Crimson Gem Saga Review

By Shawn Collier on June 13, 2009

Crimson Gem Saga's origins are rough, to say the least. The game is the sequel to Astonishia Story, which received almost unanimously negative reviews from the gaming press as a whole. This caused the sequel to get renamed everywhere outside of South Korea (which kept the original name) and a new developer to be given reigns to the series. Despite what this might indicate, Crimson Gem Saga is far above the lackluster game Astonishia Story was, even though it has its own minor flaws.

Crimson Gem Saga takes players back to the 16-bit era, where battle mechanics and character interaction were more important than flashy graphics or melodramatic storylines. The game starts off with a young male named Killian who has just graduated from a military academy. Following his graduation, he attempts to join one of the elite militia groups, but through a series of events, he joins up with some somewhat shady characters and ends up as a fugitive, tasked with recovering magical items called the Wicked Stones.

This sounds like a pretty generic RPG storyline, and it is - however, more emphasis is put into interacting with Crimson Gem Saga's world. Thanks to a very impressive localization effort by Atlus, exploring the towns never causes a dull moment. Most JRPGs have items strewn across the towns for the player to collect, but Crimson Gem Saga makes fun of this trope by hiding items such as bombs in places like the inns, where Killian comments about how such dangerous items are right there in plain day. Townspeople often have a witty comment or two that give the player a laugh, and even some characters from previous Atlus games (such as Yggdra from Yggdra Union) are hidden away for the most meticulous players to find. The playable characters also have the same sense of liveliness, interacting and bickering with one another throughout the game. The North American version features much more voice acting than the original version - thankfully the voice actors picked for this game do a very good job, with none of them detracting from the overall experience.
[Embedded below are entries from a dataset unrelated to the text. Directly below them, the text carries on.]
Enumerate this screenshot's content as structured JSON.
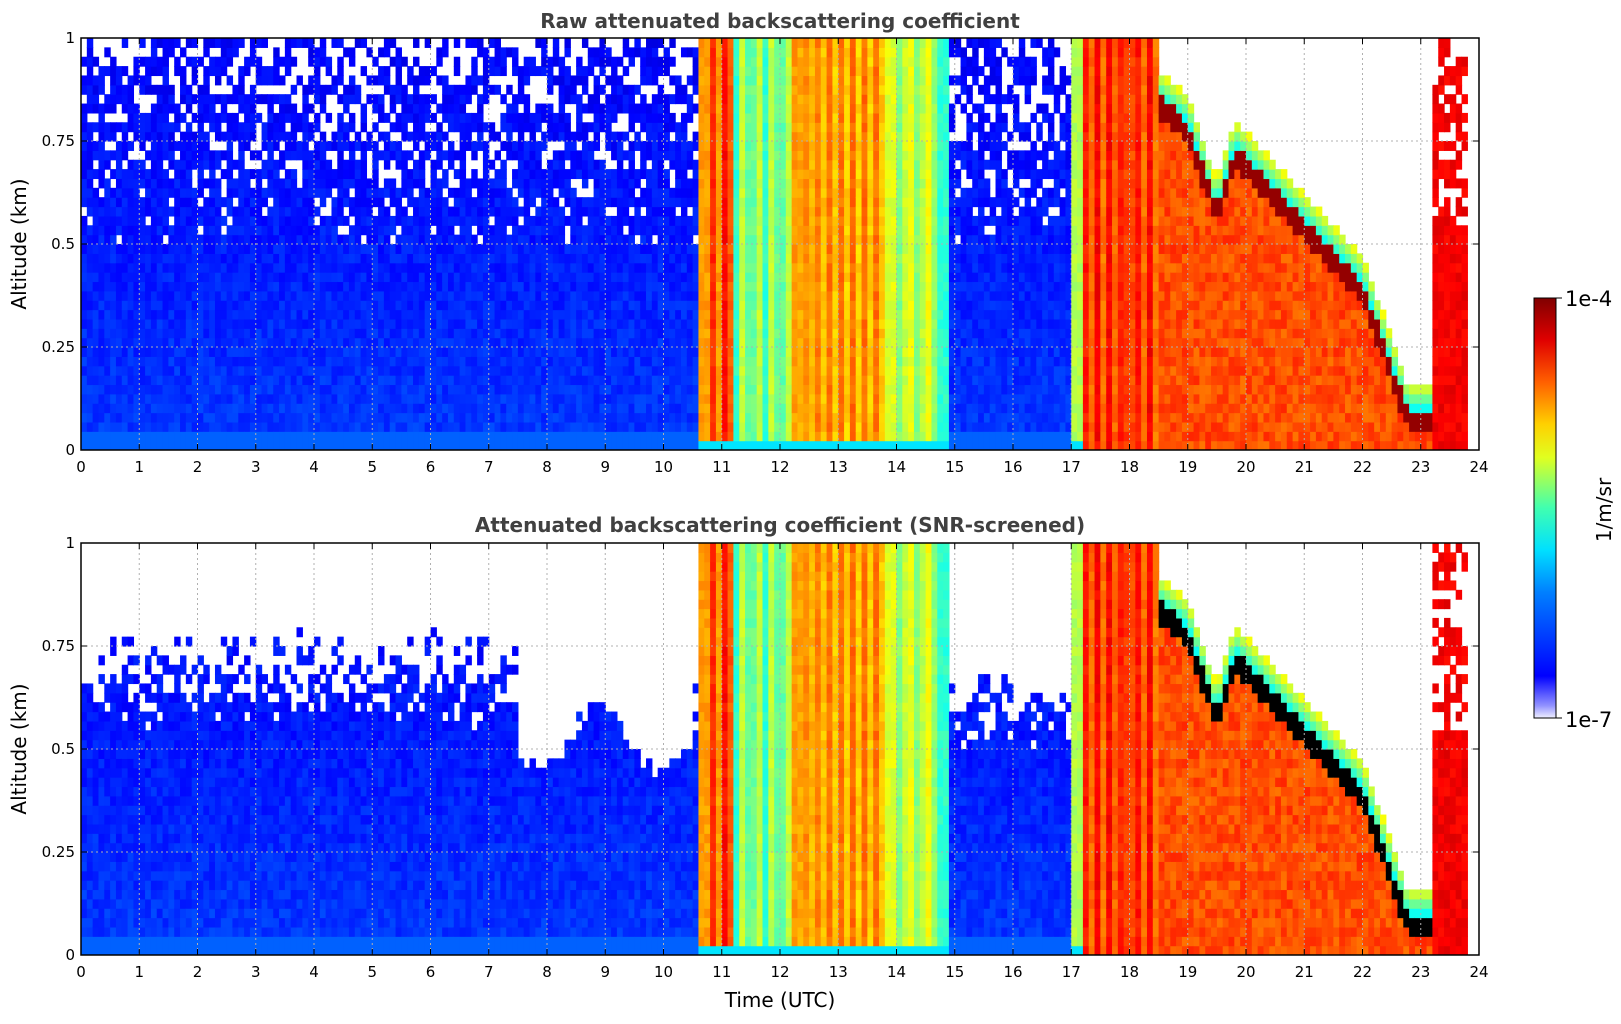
{
  "chart_data": [
    {
      "type": "heatmap",
      "title": "Raw attenuated backscattering coefficient",
      "xlabel": "",
      "ylabel": "Altitude (km)",
      "x_ticks": [
        "0",
        "1",
        "2",
        "3",
        "4",
        "5",
        "6",
        "7",
        "8",
        "9",
        "10",
        "11",
        "12",
        "13",
        "14",
        "15",
        "16",
        "17",
        "18",
        "19",
        "20",
        "21",
        "22",
        "23",
        "24"
      ],
      "y_ticks": [
        "0",
        "0.25",
        "0.5",
        "0.75",
        "1"
      ],
      "xlim": [
        0,
        24
      ],
      "ylim": [
        0,
        1
      ],
      "grid": true,
      "x_unit_values": [
        0,
        1,
        2,
        3,
        4,
        5,
        6,
        7,
        8,
        9,
        10,
        11,
        12,
        13,
        14,
        15,
        16,
        17,
        18,
        19,
        20,
        21,
        22,
        23,
        24
      ],
      "y_unit_values": [
        0,
        0.25,
        0.5,
        0.75,
        1
      ]
    },
    {
      "type": "heatmap",
      "title": "Attenuated backscattering coefficient (SNR-screened)",
      "xlabel": "Time (UTC)",
      "ylabel": "Altitude (km)",
      "x_ticks": [
        "0",
        "1",
        "2",
        "3",
        "4",
        "5",
        "6",
        "7",
        "8",
        "9",
        "10",
        "11",
        "12",
        "13",
        "14",
        "15",
        "16",
        "17",
        "18",
        "19",
        "20",
        "21",
        "22",
        "23",
        "24"
      ],
      "y_ticks": [
        "0",
        "0.25",
        "0.5",
        "0.75",
        "1"
      ],
      "xlim": [
        0,
        24
      ],
      "ylim": [
        0,
        1
      ],
      "grid": true,
      "x_unit_values": [
        0,
        1,
        2,
        3,
        4,
        5,
        6,
        7,
        8,
        9,
        10,
        11,
        12,
        13,
        14,
        15,
        16,
        17,
        18,
        19,
        20,
        21,
        22,
        23,
        24
      ],
      "y_unit_values": [
        0,
        0.25,
        0.5,
        0.75,
        1
      ]
    }
  ],
  "colorbar": {
    "max_label": "1e-4",
    "min_label": "1e-7",
    "unit_label": "1/m/sr",
    "scale": "log",
    "colormap": "jet"
  },
  "colors": {
    "title_color": "#404040",
    "grid_color": "#b0b0b0",
    "clear_air_blue": "#1040ff",
    "cloud_red": "#cc1100"
  }
}
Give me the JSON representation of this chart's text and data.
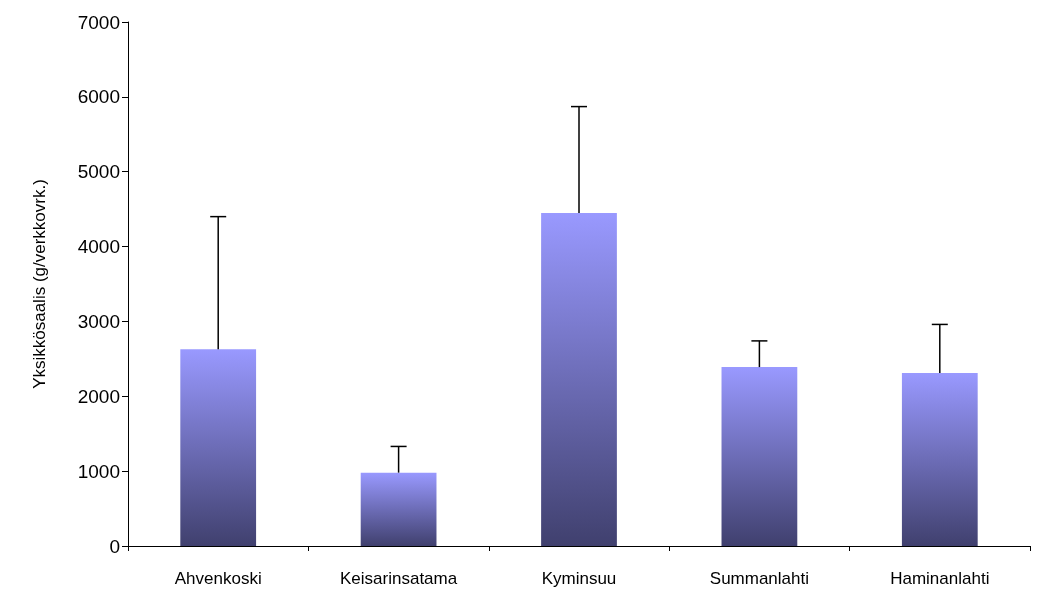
{
  "chart_data": {
    "type": "bar",
    "ylabel": "Yksikkösaalis (g/verkkovrk.)",
    "categories": [
      "Ahvenkoski",
      "Keisarinsatama",
      "Kyminsuu",
      "Summanlahti",
      "Haminanlahti"
    ],
    "values": [
      2630,
      980,
      4450,
      2390,
      2310
    ],
    "errors": [
      [
        2630,
        4400
      ],
      [
        980,
        1330
      ],
      [
        4450,
        5870
      ],
      [
        2390,
        2740
      ],
      [
        2310,
        2960
      ]
    ],
    "color": "#9999ff",
    "ylim": [
      0,
      7000
    ],
    "yticks": [
      0,
      1000,
      2000,
      3000,
      4000,
      5000,
      6000,
      7000
    ],
    "grid": false
  }
}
No JRPG would be complete without a battle system, although Crimson Gem Saga's iteration is somewhat average in presentation. It uses a turn-based system which includes the standard choices (attack, defend, items, etc.). However, each character has their own skills that can be learned through gaining SP (Skill Points) from defeating monsters in battle. Like most games in the 16-bit era, SP must be used unlock new skills. The first few skills are unlocked, but after that, a certain amount of SP must be used before the skill is revealed. SP must then be used two or three more times to unlock the skill permanently. Considering each character shares the same SP, it can take quite a while to amass the SP to unlock everyone's skills. It would have been better to let the player see the skill tree initially, so they could plan out the development of their characters without having to experiment to find where the abilities are located. Grinding is to be expected for these types of games, but forcing the player to go through trial and error in a system that could have easily eliminated that issue seems a bit odd.

As bad as this might seem, it isn't that much of an issue - for two reasons. Firstly, the game can be saved anywhere (even in dungeons), so the it can easily be picked up for thirty minutes or so of grinding during the day. This is great, as players don't need to invest hours into grinding and going back to the overworld to save their progress. Secondly, the game loads a quick clip (three seconds at the most on average, even on the original PSP), which has plagued many JRPGs on the handheld. This way, more time can be spent playing the game, as opposed to waiting for it to load.

The game is actually quite impressive to look at. The backgrounds have a hand-painted look to them, and the sprites have multiple animations that make them seem less static and more realistic. Even the maps have that hand-drawn look to them and it makes them much easier to look at than a generic line-based map that most handheld RPGs have used in the past, although sadly they aren't available in the game's dungeons. Reliving the days where more effort was placed on developing the game's world first, not last as an afterthought.

Final Thoughts

For those gamers who loved 16-bit JRPGs that had a solid battle system, great character development, and skill system that had a great deal of control over developing a character, Crimson Gem Saga is one heck of a throwback to the good ol' days. For those who missed that era, this is an excellent way to see what games were like back in the day. Even with its minor issues and lack of doing anything new for the genre, this is one of the best JRPGs on the PlayStation Portable. Sometimes pleasant surprises can come in small packages, or in this case, a UMD disc.